Others are hemoglobin SO, hemoglobin SE and hemoglobin SD. These types of sickle cell anemia are rare and often have fewer symptoms/complications.
Symptoms of sickle cell anemia often show up at a tender age. They appear in babies as early as 4-6 months old.
Carriers of sickle cell anemia become susceptible to infections and begin to exhibit symptoms such as; excessive fatigue, fussiness, swellings and severe pains around the body, bedwetting (owing to associated kidney problem), ulcer of the legs, gall stone, constant fever, short breathe, cough, jaundice, delayed growth, priapism (abnormal erection owing to blood vessel blockage in the genitals –this could lead to eventual impotence), neurological complications, stroke, body seizure, heart attacks, lungs problem, eye problem (which could affect the retina), and lots more.
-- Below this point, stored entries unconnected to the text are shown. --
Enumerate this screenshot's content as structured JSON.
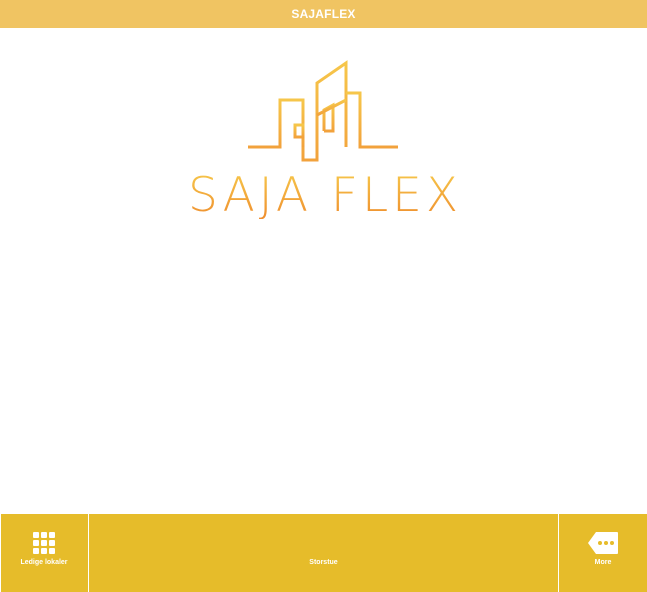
{
  "header": {
    "title": "SAJAFLEX"
  },
  "logo": {
    "text": "SAJA FLEX",
    "icon": "city-buildings-logo"
  },
  "tabbar": {
    "tabs": [
      {
        "label": "Ledige lokaler",
        "icon": "grid-icon"
      },
      {
        "label": "Storstue",
        "icon": ""
      },
      {
        "label": "More",
        "icon": "more-dots-icon"
      }
    ]
  },
  "colors": {
    "header_bg": "#f0c462",
    "tabbar_bg": "#e6bc2a",
    "logo_gradient_top": "#f6c64a",
    "logo_gradient_bottom": "#ef8e2e"
  }
}
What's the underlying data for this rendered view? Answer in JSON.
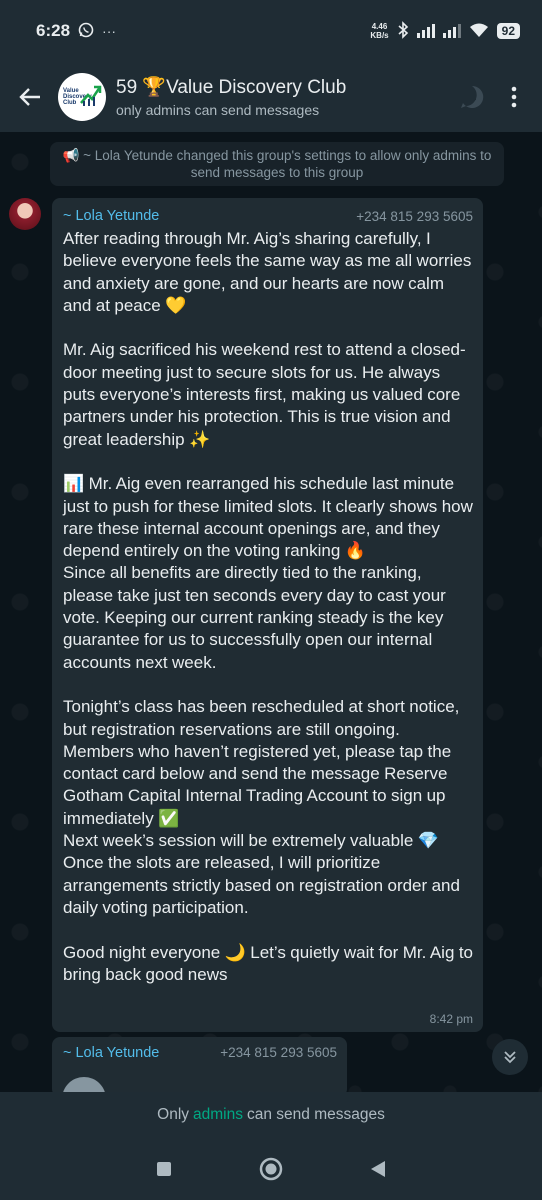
{
  "status_bar": {
    "time": "6:28",
    "extra_icons": "···",
    "netspeed_value": "4.46",
    "netspeed_unit": "KB/s",
    "battery": "92",
    "icons": [
      "whatsapp-icon",
      "bluetooth-icon",
      "signal-icon",
      "signal-icon",
      "wifi-icon",
      "battery-icon"
    ]
  },
  "header": {
    "title": "59 🏆Value Discovery Club",
    "subtitle": "only admins can send messages",
    "avatar_text_1": "Value",
    "avatar_text_2": "Discovery",
    "avatar_text_3": "Club",
    "icons": [
      "back-arrow-icon",
      "voice-chat-icon",
      "more-vert-icon"
    ]
  },
  "system_message": {
    "text": "📢 ~ Lola Yetunde changed this group's settings to allow only admins to send messages to this group"
  },
  "messages": [
    {
      "sender": "~ Lola Yetunde",
      "phone": "+234 815 293 5605",
      "text": "After reading through Mr. Aig’s sharing carefully, I believe everyone feels the same way as me all worries and anxiety are gone, and our hearts are now calm and at peace 💛\n\nMr. Aig sacrificed his weekend rest to attend a closed-door meeting just to secure slots for us. He always puts everyone’s interests first, making us valued core partners under his protection. This is true vision and great leadership ✨\n\n📊 Mr. Aig even rearranged his schedule last minute just to push for these limited slots. It clearly shows how rare these internal account openings are, and they depend entirely on the voting ranking 🔥\nSince all benefits are directly tied to the ranking, please take just ten seconds every day to cast your vote. Keeping our current ranking steady is the key guarantee for us to successfully open our internal accounts next week.\n\nTonight’s class has been rescheduled at short notice, but registration reservations are still ongoing. Members who haven’t registered yet, please tap the contact card below and send the message Reserve Gotham Capital Internal Trading Account to sign up immediately ✅\nNext week’s session will be extremely valuable 💎 Once the slots are released, I will prioritize arrangements strictly based on registration order and daily voting participation.\n\nGood night everyone 🌙 Let’s quietly wait for Mr. Aig to bring back good news",
      "time": "8:42 pm"
    },
    {
      "sender": "~ Lola Yetunde",
      "phone": "+234 815 293 5605"
    }
  ],
  "footer": {
    "prefix": "Only",
    "link": "admins",
    "suffix": "can send messages"
  },
  "navbar": {
    "icons": [
      "recents-icon",
      "home-icon",
      "back-icon"
    ]
  },
  "colors": {
    "background": "#0b141a",
    "bar": "#1f2c34",
    "bubble": "#202c33",
    "sender_name": "#53bdeb",
    "accent": "#00a884"
  }
}
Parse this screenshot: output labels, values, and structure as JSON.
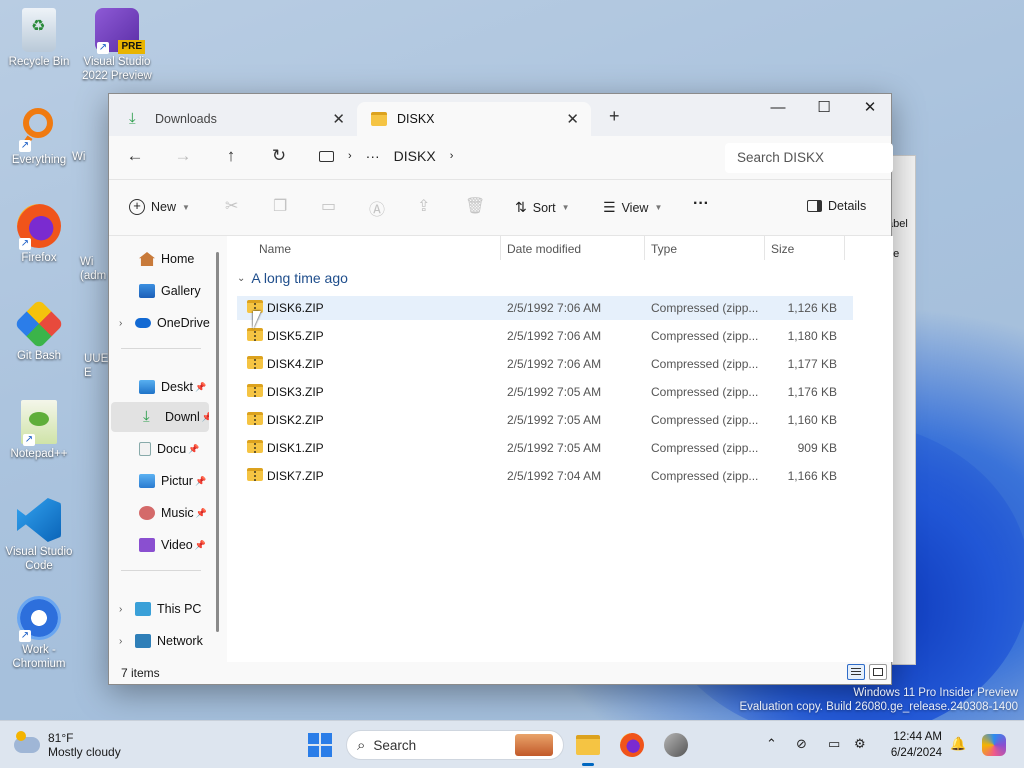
{
  "desktop": {
    "icons": [
      {
        "label": "Recycle Bin",
        "icon": "recycle-bin-icon"
      },
      {
        "label": "Visual Studio 2022 Preview",
        "icon": "visual-studio-icon",
        "badge": "PRE"
      },
      {
        "label": "Everything",
        "icon": "everything-search-icon"
      },
      {
        "label": "Firefox",
        "icon": "firefox-icon"
      },
      {
        "label": "Git Bash",
        "icon": "git-bash-icon"
      },
      {
        "label": "Notepad++",
        "icon": "notepadpp-icon"
      },
      {
        "label": "Visual Studio Code",
        "icon": "vscode-icon"
      },
      {
        "label": "Work - Chromium",
        "icon": "chromium-icon"
      }
    ],
    "partial_labels": [
      "Wi",
      "Wi (adm",
      "UUE E"
    ],
    "behind_window_labels": [
      "abel",
      "pe"
    ]
  },
  "explorer": {
    "tabs": [
      {
        "label": "Downloads",
        "icon": "download-icon",
        "active": false
      },
      {
        "label": "DISKX",
        "icon": "folder-icon",
        "active": true
      }
    ],
    "new_tab_label": "+",
    "window_controls": {
      "minimize": "—",
      "maximize": "☐",
      "close": "✕"
    },
    "breadcrumb": {
      "more": "···",
      "current": "DISKX"
    },
    "search_placeholder": "Search DISKX",
    "toolbar": {
      "new_label": "New",
      "sort_label": "Sort",
      "view_label": "View",
      "more_label": "···",
      "details_label": "Details"
    },
    "sidebar": {
      "items": [
        {
          "label": "Home",
          "icon": "home-icon"
        },
        {
          "label": "Gallery",
          "icon": "gallery-icon"
        },
        {
          "label": "OneDrive",
          "icon": "onedrive-icon"
        },
        {
          "label": "Deskt",
          "icon": "desktop-folder-icon",
          "pinned": true
        },
        {
          "label": "Downl",
          "icon": "downloads-folder-icon",
          "pinned": true,
          "selected": true
        },
        {
          "label": "Docu",
          "icon": "documents-folder-icon",
          "pinned": true
        },
        {
          "label": "Pictur",
          "icon": "pictures-folder-icon",
          "pinned": true
        },
        {
          "label": "Music",
          "icon": "music-folder-icon",
          "pinned": true
        },
        {
          "label": "Video",
          "icon": "videos-folder-icon",
          "pinned": true
        },
        {
          "label": "This PC",
          "icon": "this-pc-icon"
        },
        {
          "label": "Network",
          "icon": "network-icon"
        }
      ]
    },
    "columns": {
      "name": "Name",
      "date": "Date modified",
      "type": "Type",
      "size": "Size"
    },
    "group_label": "A long time ago",
    "files": [
      {
        "name": "DISK6.ZIP",
        "date": "2/5/1992 7:06 AM",
        "type": "Compressed (zipp...",
        "size": "1,126 KB"
      },
      {
        "name": "DISK5.ZIP",
        "date": "2/5/1992 7:06 AM",
        "type": "Compressed (zipp...",
        "size": "1,180 KB"
      },
      {
        "name": "DISK4.ZIP",
        "date": "2/5/1992 7:06 AM",
        "type": "Compressed (zipp...",
        "size": "1,177 KB"
      },
      {
        "name": "DISK3.ZIP",
        "date": "2/5/1992 7:05 AM",
        "type": "Compressed (zipp...",
        "size": "1,176 KB"
      },
      {
        "name": "DISK2.ZIP",
        "date": "2/5/1992 7:05 AM",
        "type": "Compressed (zipp...",
        "size": "1,160 KB"
      },
      {
        "name": "DISK1.ZIP",
        "date": "2/5/1992 7:05 AM",
        "type": "Compressed (zipp...",
        "size": "909 KB"
      },
      {
        "name": "DISK7.ZIP",
        "date": "2/5/1992 7:04 AM",
        "type": "Compressed (zipp...",
        "size": "1,166 KB"
      }
    ],
    "status_text": "7 items"
  },
  "watermark": {
    "line1": "Windows 11 Pro Insider Preview",
    "line2": "Evaluation copy. Build 26080.ge_release.240308-1400"
  },
  "taskbar": {
    "weather_temp": "81°F",
    "weather_desc": "Mostly cloudy",
    "search_label": "Search",
    "time": "12:44 AM",
    "date": "6/24/2024"
  },
  "colors": {
    "accent": "#0067c0",
    "folder": "#f5c443",
    "hover_row": "#e6f0fb"
  }
}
If an individual exhibits the symptoms above, he/she should be taken to a certified medical center for blood tests such as Blood counts test, Blood films test, Sickle solubility test, etc.
To also detect the type of sickle cell anemia an individual carries, a hemoglobin electrophoresis test is carried out on such an individual.
There are numerous ways of treating/managing sickle cell anemia. These include:
1. Blood Transfusion
Oxygen, nutrients, and RBCs from donated blood are transported/infused into the patient’s body system. Oxygen is given through a mask to the patient. This makes breathing easier and improves oxygen levels in the blood.
The red blood cells tend to assume their normal when the patient is rehydrated with intravenous fluid.
3. Pain Medication
Strong pain medication such as morphine can be used to relieve pains during a sickle cell crisis.
4. The use of Droxia and Hydrea can also help increase the production of fetal hemoglobin.
5. Immunization is also carried out to boost patient immunity as they tend to have low immunity.
6. A bone marrow transplant can also be carried out on the carrier of sickle cell anemia.
This transplant is best suitable for children under the age of 16.
- Drink more water to reduce the sickle cell crisis.
- Take folic acid supplements from time to time.
- Engage in exercise regularly.
- Avoid engaging in strenuous activities.
- Eat enough fruits, vegetables, and wheat to help produce more RBCs.
- Early treatment of infection could prevent further complications. Therefore,
Contact your doctor immediately if you feel symptoms of any infection.
We hope you learned from this article!